Wednesday 7 March 2012

Alighiero Boetti- Game Plan- Tate Modern

The Boetti exhibition currently showing at the Tate Modern is a must see. Boetti's skill and prowess are shown through a diverse range of works- from sculpture, to drawing, to painting, to tapestry. Not only are the works interesting aesthetically and from a material point of view, they are also backed by intriguing thoughts of the artist.

Boetti uses a huge range of materials, I enjoyed the range of building materials used in some of the earlier sculptures. In "Lo che prendo il sole a Torino il 19 gennaio 1969" [Me Sunbathing in Turin on 19 January 1969] there was something very captivating and personal about the manner in which the small cement pieces were moulded- reminiscent of Anthony Gormley's army of clay figures.
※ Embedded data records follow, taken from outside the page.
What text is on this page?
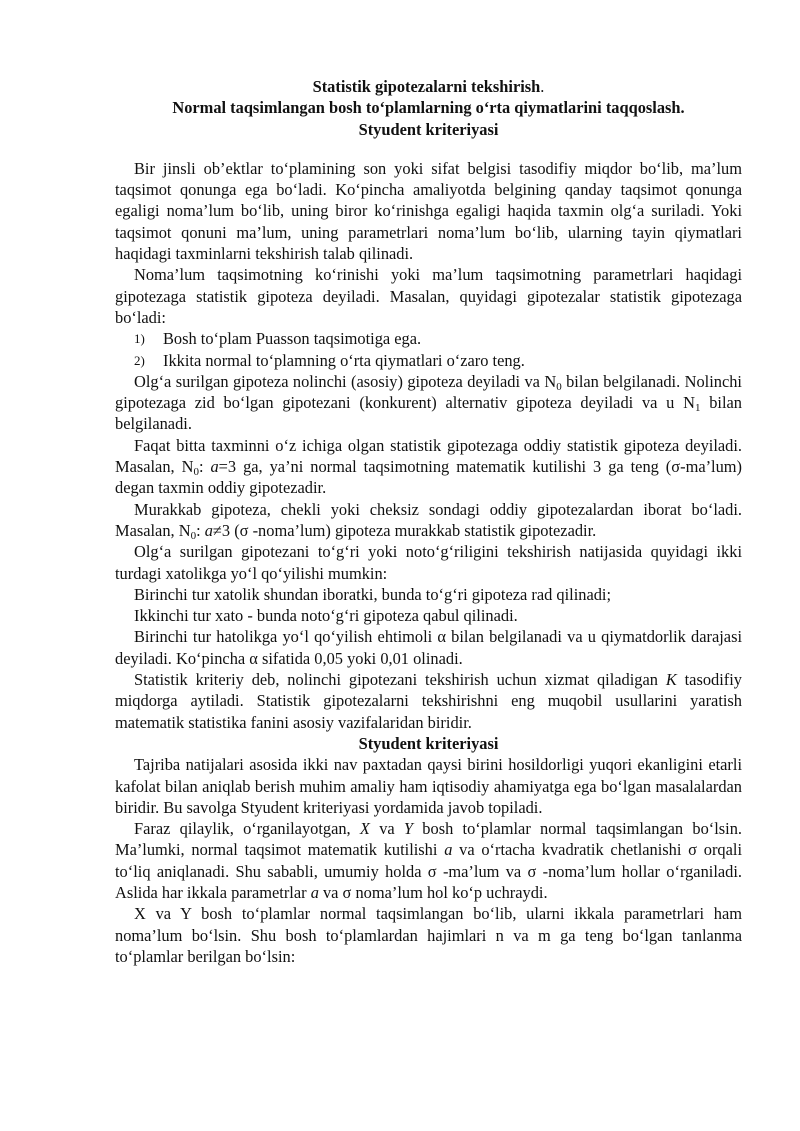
Statistik gipotezalarni tekshirish.
Normal taqsimlangan bosh to‘plamlarning o‘rta qiymatlarini taqqoslash.
Styudent kriteriyasi

Bir jinsli ob’ektlar to‘plamining son yoki sifat belgisi tasodifiy miqdor bo‘lib, ma’lum taqsimot qonunga ega bo‘ladi. Ko‘pincha amaliyotda belgining qanday taqsimot qonunga egaligi noma’lum bo‘lib, uning biror ko‘rinishga egaligi haqida taxmin olg‘a suriladi. Yoki taqsimot qonuni ma’lum, uning parametrlari noma’lum bo‘lib, ularning tayin qiymatlari haqidagi taxminlarni tekshirish talab qilinadi.

Noma’lum taqsimotning ko‘rinishi yoki ma’lum taqsimotning parametrlari haqidagi gipotezaga statistik gipoteza deyiladi. Masalan, quyidagi gipotezalar statistik gipotezaga bo‘ladi:

1)	Bosh to‘plam Puasson taqsimotiga ega.
2)	Ikkita normal to‘plamning o‘rta qiymatlari o‘zaro teng.

Olg‘a surilgan gipoteza nolinchi (asosiy) gipoteza deyiladi va $N_0$ bilan belgilanadi. Nolinchi gipotezaga zid bo‘lgan gipotezani (konkurent) alternativ gipoteza deyiladi va u $N_1$ bilan belgilanadi.

Faqat bitta taxminni o‘z ichiga olgan statistik gipotezaga oddiy statistik gipoteza deyiladi. Masalan, $N_0$: a=3 ga, ya’ni normal taqsimotning matematik kutilishi 3 ga teng (σ-ma’lum) degan taxmin oddiy gipotezadir.

Murakkab gipoteza, chekli yoki cheksiz sondagi oddiy gipotezalardan iborat bo‘ladi. Masalan, $N_0$: a≠3 (σ -noma’lum) gipoteza murakkab statistik gipotezadir.

Olg‘a surilgan gipotezani to‘g‘ri yoki noto‘g‘riligini tekshirish natijasida quyidagi ikki turdagi xatolikga yo‘l qo‘yilishi mumkin:

Birinchi tur xatolik shundan iboratki, bunda to‘g‘ri gipoteza rad qilinadi;

Ikkinchi tur xato - bunda noto‘g‘ri gipoteza qabul qilinadi.

Birinchi tur hatolikga yo‘l qo‘yilish ehtimoli α bilan belgilanadi va u qiymatdorlik darajasi deyiladi. Ko‘pincha α sifatida 0,05 yoki 0,01 olinadi.

Statistik kriteriy deb, nolinchi gipotezani tekshirish uchun xizmat qiladigan K tasodifiy miqdorga aytiladi. Statistik gipotezalarni tekshirishni eng muqobil usullarini yaratish matematik statistika fanini asosiy vazifalaridan biridir.

Styudent kriteriyasi

Tajriba natijalari asosida ikki nav paxtadan qaysi birini hosildorligi yuqori ekanligini etarli kafolat bilan aniqlab berish muhim amaliy ham iqtisodiy ahamiyatga ega bo‘lgan masalalardan biridir. Bu savolga Styudent kriteriyasi yordamida javob topiladi.

Faraz qilaylik, o‘rganilayotgan, X va Y bosh to‘plamlar normal taqsimlangan bo‘lsin. Ma’lumki, normal taqsimot matematik kutilishi a va o‘rtacha kvadratik chetlanishi σ orqali to‘liq aniqlanadi. Shu sababli, umumiy holda σ -ma’lum va σ -noma’lum hollar o‘rganiladi. Aslida har ikkala parametrlar a va σ noma’lum hol ko‘p uchraydi.

X va Y bosh to‘plamlar normal taqsimlangan bo‘lib, ularni ikkala parametrlari ham noma’lum bo‘lsin. Shu bosh to‘plamlardan hajimlari n va m ga teng bo‘lgan tanlanma to‘plamlar berilgan bo‘lsin:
Such organic shapes were juxtaposed with man-made building materials. This room led on fluidly to "Order and disorder" which I particularly enjoyed and found I could draw parallels with my own work. Boetti's work struck a cord, the simplicity yet effectiveness of works such as a checkerboard pattern of square stones placed over a ruffled tracing paper was inspiring.

As I continued into the exhibition the quantity of work Boetti produced in his lifetime struck me. The larger Biro works showed admirable labour and tedium, and although he did not in fact draw every line to the page the ideas and the interspersion of white letters and commas gave the viewer something to 'decode' so to speak.

An excellent drawer and painter their were several rooms with further paintings, and humour came across throughout, but somehow worked alongside his more serious map tapestries. These tapestries engage with the continual alteration of borders and boundaries that were seen throughout the cold war, and again the amount of work and skill is impressive and breathtaking. Such beautiful traditional works seem quite rare in the contemporary art world so the textiles were very refreshing.

Game Plan is an exhibition with something to please everyone, from traditional to the conceptual, but never without thought and meaning.